Comme ils l'avaient annoncé au début du mois de juin, les dix membres du Groupement suisse des spiritueux de marque (GSM) lancent une campagne de modération (voir Le Temps du 2 juin 1999). Neuf mille pancartes en carton (6000 en allemand, 3000 en français) ont été imprimées. De couleur orange, elles comportent deux messages. Le premier pousse les consommateurs à acheter en Suisse. Le second les incite à ne boire que modérément. Ces affiches seront disposées chez les détaillants qui les accepteront dans le courant de la semaine prochaine. La grande distribution (Coop et Denner) a déjà refusé de pendre aux plafonds de leurs magasins ces annonces en format A3. «Cela ne nous empêchera pas d'approcher directement les gérants de ces grandes surfaces», dit Alexandra Rys, de chez Rochat & Partners, qui attend la réponse de Pick & Pay.

Première suisse

Action d'une envergure et d'un coût modestes (80 000 francs environ), cette initiative n'en est pas moins originale en Suisse. Pour la première fois en effet, une campagne incitant à boire moins d'alcool est lancée par les professionnels de la branche des spiritueux.

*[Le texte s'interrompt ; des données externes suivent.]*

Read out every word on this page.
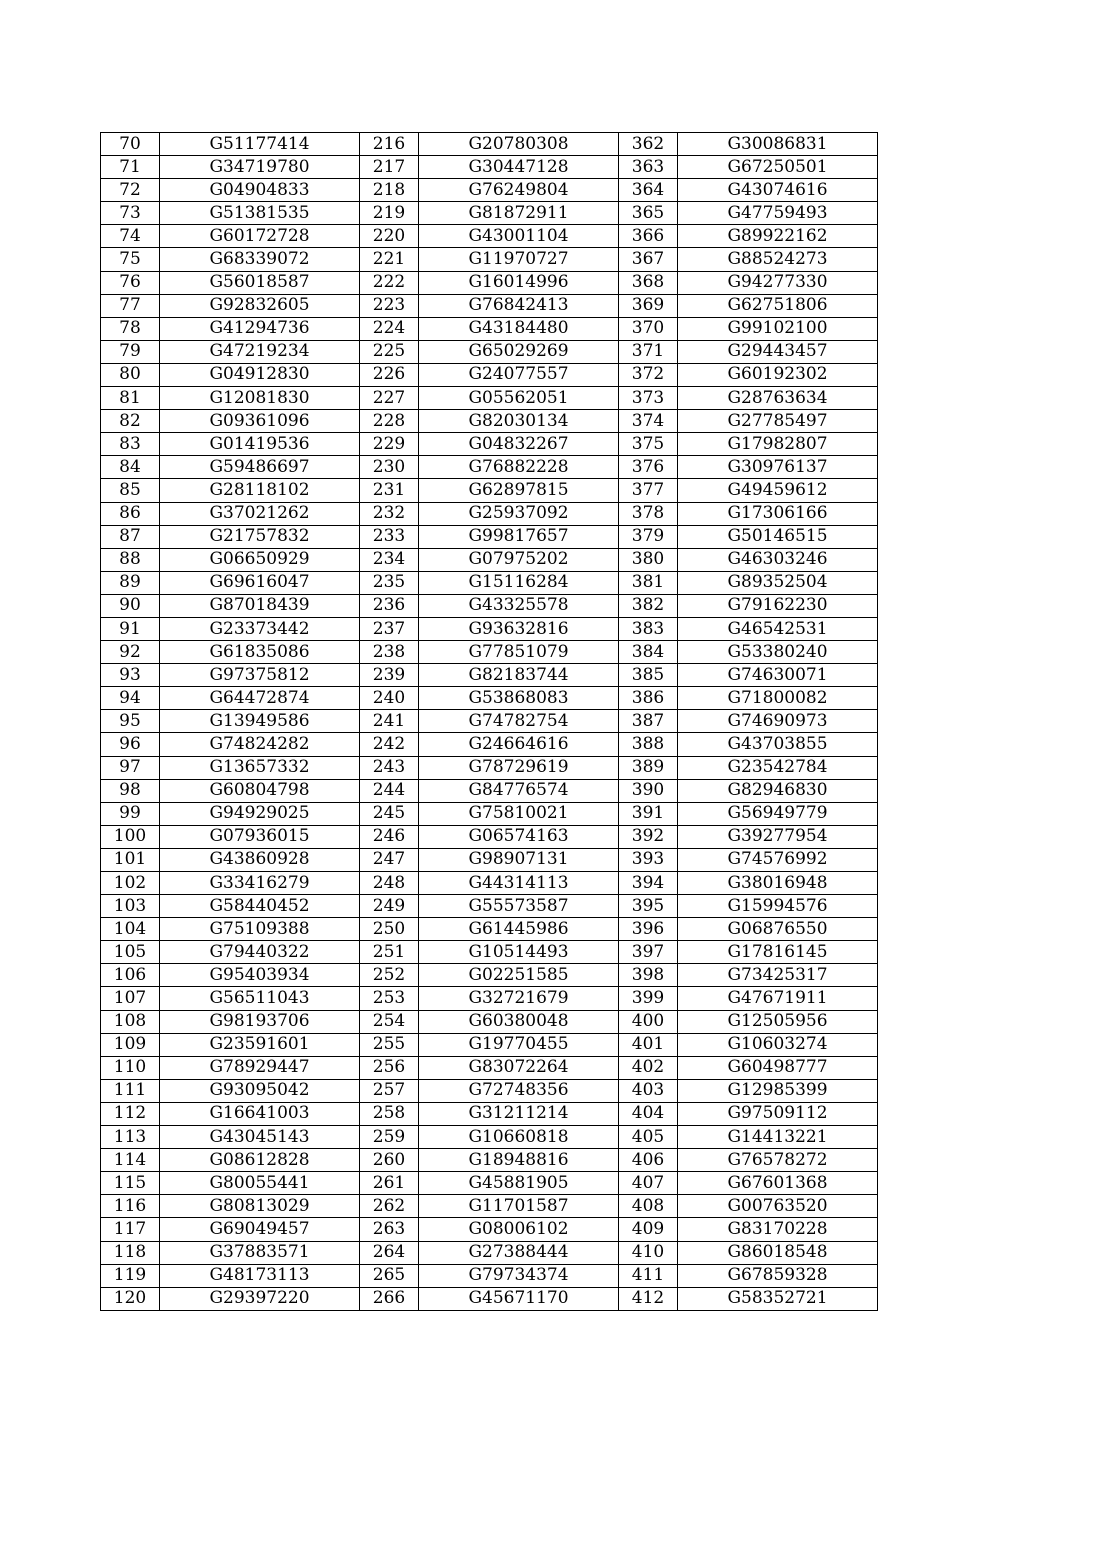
70	G51177414	216	G20780308	362	G30086831
71	G34719780	217	G30447128	363	G67250501
72	G04904833	218	G76249804	364	G43074616
73	G51381535	219	G81872911	365	G47759493
74	G60172728	220	G43001104	366	G89922162
75	G68339072	221	G11970727	367	G88524273
76	G56018587	222	G16014996	368	G94277330
77	G92832605	223	G76842413	369	G62751806
78	G41294736	224	G43184480	370	G99102100
79	G47219234	225	G65029269	371	G29443457
80	G04912830	226	G24077557	372	G60192302
81	G12081830	227	G05562051	373	G28763634
82	G09361096	228	G82030134	374	G27785497
83	G01419536	229	G04832267	375	G17982807
84	G59486697	230	G76882228	376	G30976137
85	G28118102	231	G62897815	377	G49459612
86	G37021262	232	G25937092	378	G17306166
87	G21757832	233	G99817657	379	G50146515
88	G06650929	234	G07975202	380	G46303246
89	G69616047	235	G15116284	381	G89352504
90	G87018439	236	G43325578	382	G79162230
91	G23373442	237	G93632816	383	G46542531
92	G61835086	238	G77851079	384	G53380240
93	G97375812	239	G82183744	385	G74630071
94	G64472874	240	G53868083	386	G71800082
95	G13949586	241	G74782754	387	G74690973
96	G74824282	242	G24664616	388	G43703855
97	G13657332	243	G78729619	389	G23542784
98	G60804798	244	G84776574	390	G82946830
99	G94929025	245	G75810021	391	G56949779
100	G07936015	246	G06574163	392	G39277954
101	G43860928	247	G98907131	393	G74576992
102	G33416279	248	G44314113	394	G38016948
103	G58440452	249	G55573587	395	G15994576
104	G75109388	250	G61445986	396	G06876550
105	G79440322	251	G10514493	397	G17816145
106	G95403934	252	G02251585	398	G73425317
107	G56511043	253	G32721679	399	G47671911
108	G98193706	254	G60380048	400	G12505956
109	G23591601	255	G19770455	401	G10603274
110	G78929447	256	G83072264	402	G60498777
111	G93095042	257	G72748356	403	G12985399
112	G16641003	258	G31211214	404	G97509112
113	G43045143	259	G10660818	405	G14413221
114	G08612828	260	G18948816	406	G76578272
115	G80055441	261	G45881905	407	G67601368
116	G80813029	262	G11701587	408	G00763520
117	G69049457	263	G08006102	409	G83170228
118	G37883571	264	G27388444	410	G86018548
119	G48173113	265	G79734374	411	G67859328
120	G29397220	266	G45671170	412	G58352721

«Nous vous apportons la qualité, à vous de jouer la modération», dit le slogan. C'est que, depuis le 1er juillet, le prix de l'alcool a fortement chuté en Suisse. Forcée, suite aux accords de l'Organisation mondiale du commerce dont elle fait partie, d'abandonner les mesures qui protégeaient la production locale depuis 1932, la Confédération pratique aujourd'hui un taux unique d'imposition de 29 francs par litre d'alcool pur. Les membres du GSM (les leaders mondiaux en matière de spiritueux, dont Bacardi, Veuve Clicquot, Perisem, qui distribue notamment Pernod-Ricard, UDV, qui s'occupe entre autres de Johnny Walker, Smirnov, Gordon's) ont également raboté leurs marges pour rester compétitifs par rapport aux pays européens.

Conséquence: la vente de certains produits a déjà augmenté de manière très significative. La vente de certains whiskies et vins raffinés a décollé de plus de 50% cet été. Les associations de prévention de l'alcoolisme n'ont donc pas tardé à montrer une certaine inquiétude, qui justifie en partie cette campagne. «Mais il ne faut pas confondre cette hausse des ventes en Suisse avec une augmentation de la consommation, prévient Ferdinando Talarico, directeur général de Bacardi Suisse et vice-président du GSM. Il s'agit en grande partie du rapatriement des achats que certains consommateurs allaient faire en France ou en Allemagne. Aujourd'hui, ils n'ont plus de raison de le faire puisque les prix sont pratiquement équivalents. Ces importations légales de spiritueux représentaient 20% de la consommation suisse. A quoi il faut rajouter une importation illégale importante.» Les membres du GSM utilisent également comme argument les chiffres qui montrent que la consommation totale d'alcool en Suisse est en baisse constante depuis 1986 (-16,3%). Les spiritueux, qui ne représentent que 16% de cette consommation totale, ont pour leur part baissé de 32,7% dans la même période. «Nous ne pensons pas que les consommateurs suisses vont soudainement changer de comportement», dit Ferdinando Talarico. «Avant juillet dernier, il était déjà possible d'acheter de l'alcool à bon marché. Ce qui a changé, c'est que les spiritueux de qualité sont aujourd'hui disponibles à bas prix», précise Tiziano Meierhofer, responsable de la coordination du GSM.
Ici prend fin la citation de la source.